In particular, take Werner Heisenberg, a great hero of quantum mechanics. He was unquestionably a German patriot and he peacefully supported many goals that became associated with NSDAP. These facts reflected his personality that had nothing to do with science. But of course, he wouldn't be stupid to refuse relativity just because it was discovered by a Jew and his leader didn't like the Jews!
Obviously, Werner Heisenberg - and others - continued to work with relativity and other things that were found by the Jews, as well as others. In 1937, Heisenberg got labeled a "White Jew" in the SS's weekly, The Black Corps. Nice: that was probably meant to be the biggest offense at those times. But it didn't really hurt him. Everyone still knew that he was a genuine German patriot and a top scientist at the same moment. So it was natural to assign him the task to build the German nuclear bomb - as a theorist, he fortunately failed miserably in this task. ;-)
The secret to the failure of Aryan Physics was the actual absence of important interactions between the scientific results and the politicians' goals. If relativity had been found by a physicist of the Nordic race who loved Hitler, relativity would have been totally fine for the German leaders.
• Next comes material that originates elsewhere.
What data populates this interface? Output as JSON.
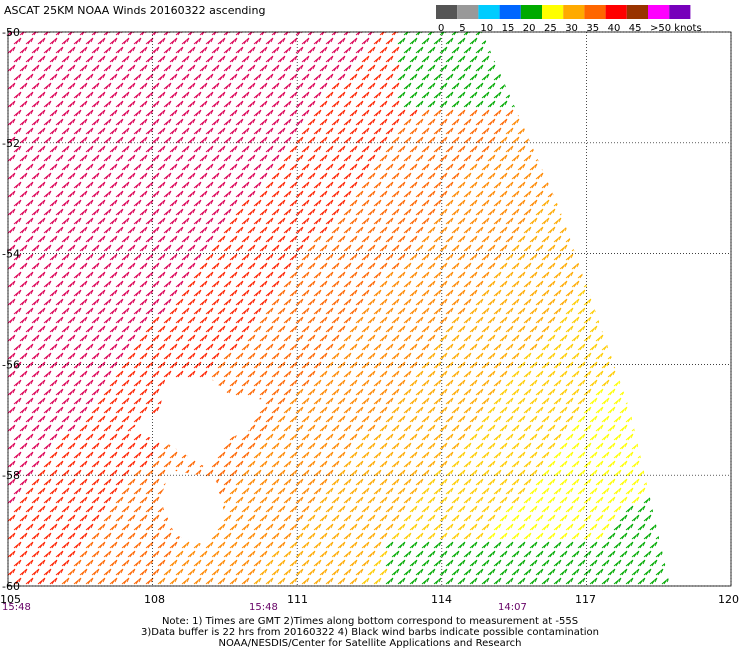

In some sense, the same thing holds for Lysenkoism in the Soviet Union. If the Lysenkoist agriculture were invented by the capitalists, it could have been dismissed by the Soviet leaders just like proper genetics was.
However, the climate alarm is different. The very outcomes of this "science" - and not only the random historical questions about the identity of the discoverers - are important for the politicians (and other people). The more alarm there is, the more powerful and richer they will become. This correlation is greatly distorting the otherwise "color-blind" and impartial processes within the scientific community and above the critical mass, the personal, political, and ideological interests become the main driving force of the research.
That's why I would give up if I were expected to write papers interfering with sensitive questions about the climate. You're brave if you're ready to struggle with 10 times bigger obstacles than your alarmist colleagues who are not really as good as you are. But does it really have a purpose? Aren't you fighting wind mills? This mess in the climate science has been engineered from the "top", so I am kind of sure that it has to be fixed from the "top" as well.